Thirty to 40 children die in hot cars every year, he says, and all of the deaths were preventable.
TRAPPED: More kids dying in sweltering cars Eighteen percent of the children died after parents intentionally left them in a car, and 30% died after climbing into cars to play, says Null, who based his findings on news media reports.
In the most recent case, a 2-year-old Phoenix child died Sunday after being left in a car for two hours. The temperature reached 108 degrees outside. The child's father found the girl after returning from running errands, The Arizona Republic reported.
Null says parents should never leave children unattended in a car, because temperatures inside can rise quickly. Opening windows has almost no effect, because much of the heat radiates off seats and dashboards.

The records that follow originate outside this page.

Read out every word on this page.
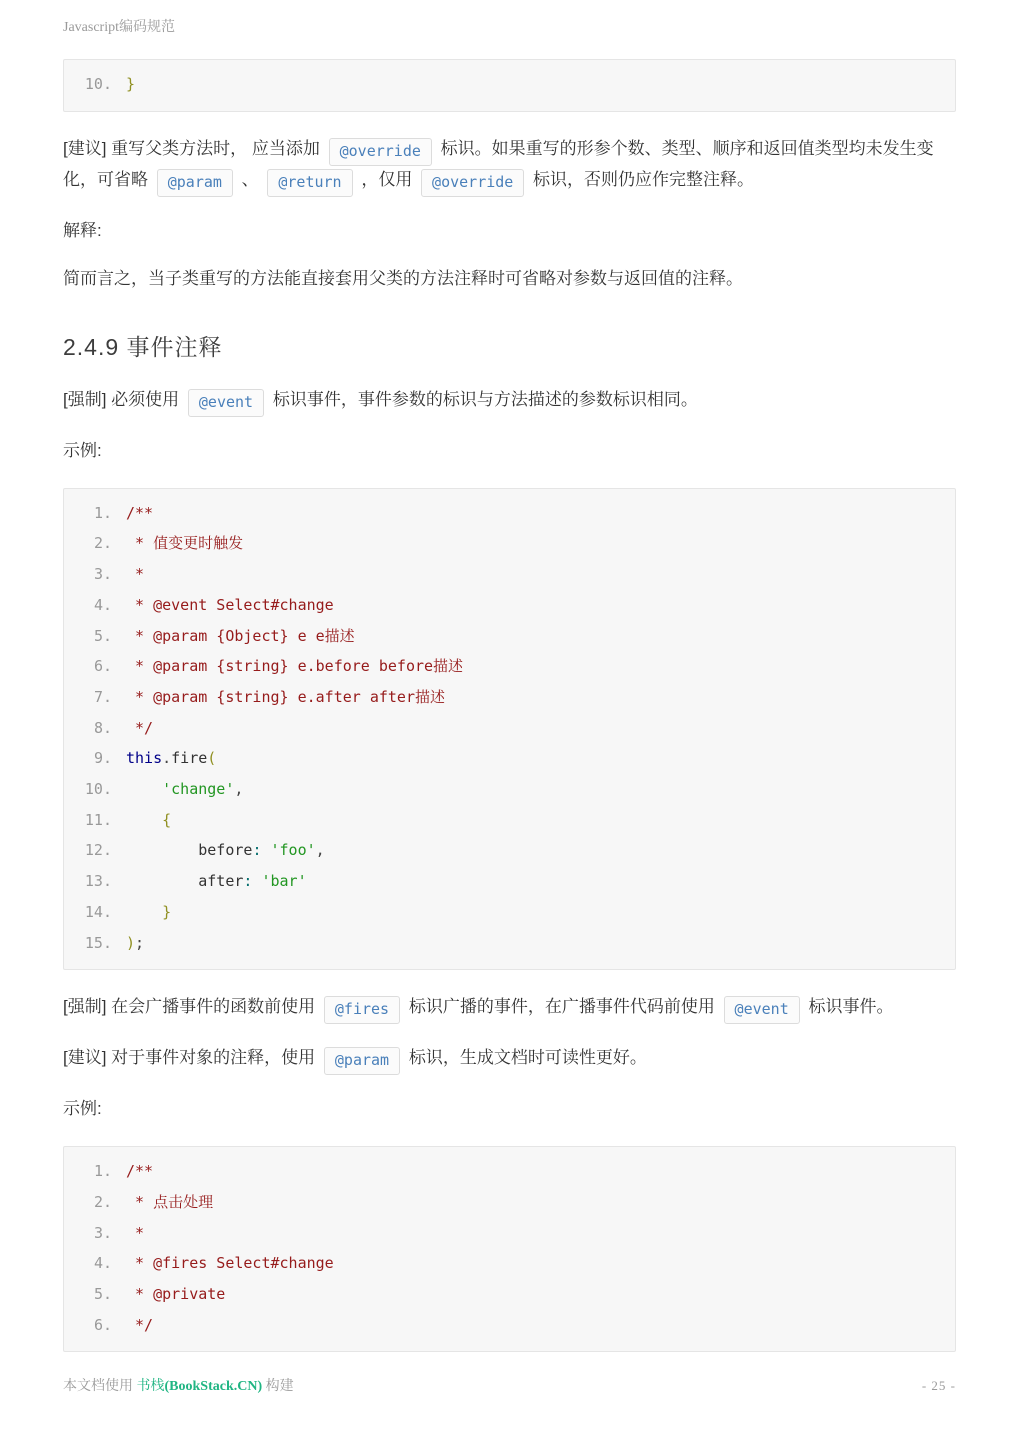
Javascript编码规范
10. }

[建议] 重写父类方法时， 应当添加 @override 标识。如果重写的形参个数、类型、顺序和返回值类型均未发生变化，可省略 @param 、 @return ，仅用 @override 标识，否则仍应作完整注释。

解释:

简而言之，当子类重写的方法能直接套用父类的方法注释时可省略对参数与返回值的注释。

2.4.9 事件注释

[强制] 必须使用 @event 标识事件，事件参数的标识与方法描述的参数标识相同。

示例:

1. /**
2. * 值变更时触发
3. *
4. * @event Select#change
5. * @param {Object} e e描述
6. * @param {string} e.before before描述
7. * @param {string} e.after after描述
8. */
9. this.fire(
10.	'change',
11.	{
12.        before: 'foo',
13.        after: 'bar'
14.	}
15. );

[强制] 在会广播事件的函数前使用 @fires 标识广播的事件，在广播事件代码前使用 @event 标识事件。

[建议] 对于事件对象的注释，使用 @param 标识，生成文档时可读性更好。

示例:

1. /**
2. * 点击处理
3. *
4. * @fires Select#change
5. * @private
6. */
本文档使用 书栈(BookStack.CN) 构建	- 25 -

Although rear-facing car seats have saved countless lives, their hoods can also cover babies completely, making them less visible to drivers.

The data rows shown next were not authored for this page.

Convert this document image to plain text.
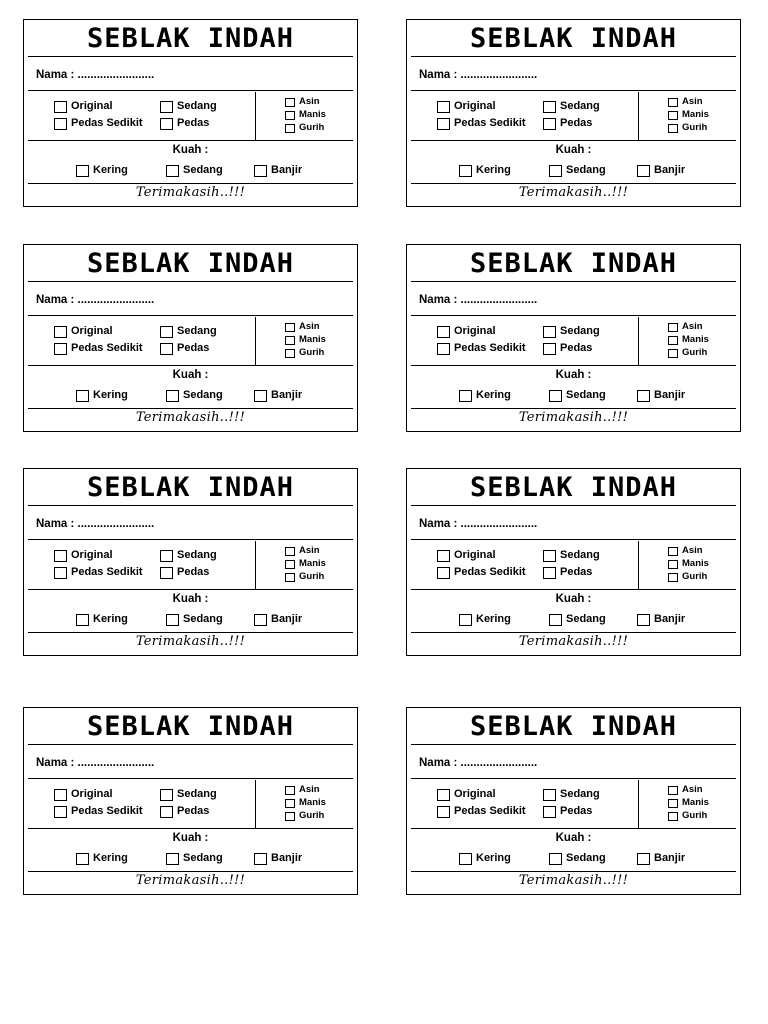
SEBLAK INDAH
Nama : ........................
Original	Sedang
Pedas Sedikit	Pedas
Asin
Manis
Gurih
Kuah :
Kering	Sedang	Banjir
Terimakasih..!!!
SEBLAK INDAH
Nama : ........................
Original	Sedang
Pedas Sedikit	Pedas
Asin
Manis
Gurih
Kuah :
Kering	Sedang	Banjir
Terimakasih..!!!
SEBLAK INDAH
Nama : ........................
Original	Sedang
Pedas Sedikit	Pedas
Asin
Manis
Gurih
Kuah :
Kering	Sedang	Banjir
Terimakasih..!!!
SEBLAK INDAH
Nama : ........................
Original	Sedang
Pedas Sedikit	Pedas
Asin
Manis
Gurih
Kuah :
Kering	Sedang	Banjir
Terimakasih..!!!
SEBLAK INDAH
Nama : ........................
Original	Sedang
Pedas Sedikit	Pedas
Asin
Manis
Gurih
Kuah :
Kering	Sedang	Banjir
Terimakasih..!!!
SEBLAK INDAH
Nama : ........................
Original	Sedang
Pedas Sedikit	Pedas
Asin
Manis
Gurih
Kuah :
Kering	Sedang	Banjir
Terimakasih..!!!
SEBLAK INDAH
Nama : ........................
Original	Sedang
Pedas Sedikit	Pedas
Asin
Manis
Gurih
Kuah :
Kering	Sedang	Banjir
Terimakasih..!!!
SEBLAK INDAH
Nama : ........................
Original	Sedang
Pedas Sedikit	Pedas
Asin
Manis
Gurih
Kuah :
Kering	Sedang	Banjir
Terimakasih..!!!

Slightly more than half of deaths occurred because parents forgot that children — many of them less than 1 year old — were asleep in the back, Null says.
About half of those deaths occur when babies are with parents who don't usually drive them. Those parents appear to slip back into their usual routine, as if on "autopilot," says Lorrie Walker of Safe Kids USA, an advocacy group.
"It's hard to imagine that you could lose track of a toddler," Walker says. "But apparently these people got in the car, drove to where they were going and forgot that they were supposed to stop at day care."
Null says people can reduce the risks of these rare but catastrophic mistakes. All drivers should lock their cars to prevent kids from climbing inside and teach kids not to play in cars, he says. If you see a child alone in a hot car, call 911.
Walker also suggests people place their purses or briefcases in the back seat, next to the car seat, to make sure they don't forget a sleeping child.
Parents can call day care centers to make sure that their children arrive on time, or ask the center to call them if a child is more than a few minutes late, Null says.
Also, carmakers could develop alarms that would sound if people fail to unbuckle a car seat harness after taking their keys out of the ignition, says Peter Pronovost, a leading safety researcher at Johns Hopkins University School of Medicine. Children are safest, he says, when people develop routines that make it difficult to put them in danger.
"We should not focus on punishing the moms or saying 'Try harder,' " Pronovost says. "We need a system solution. Moms and dads will always be sleep-deprived and forgetful."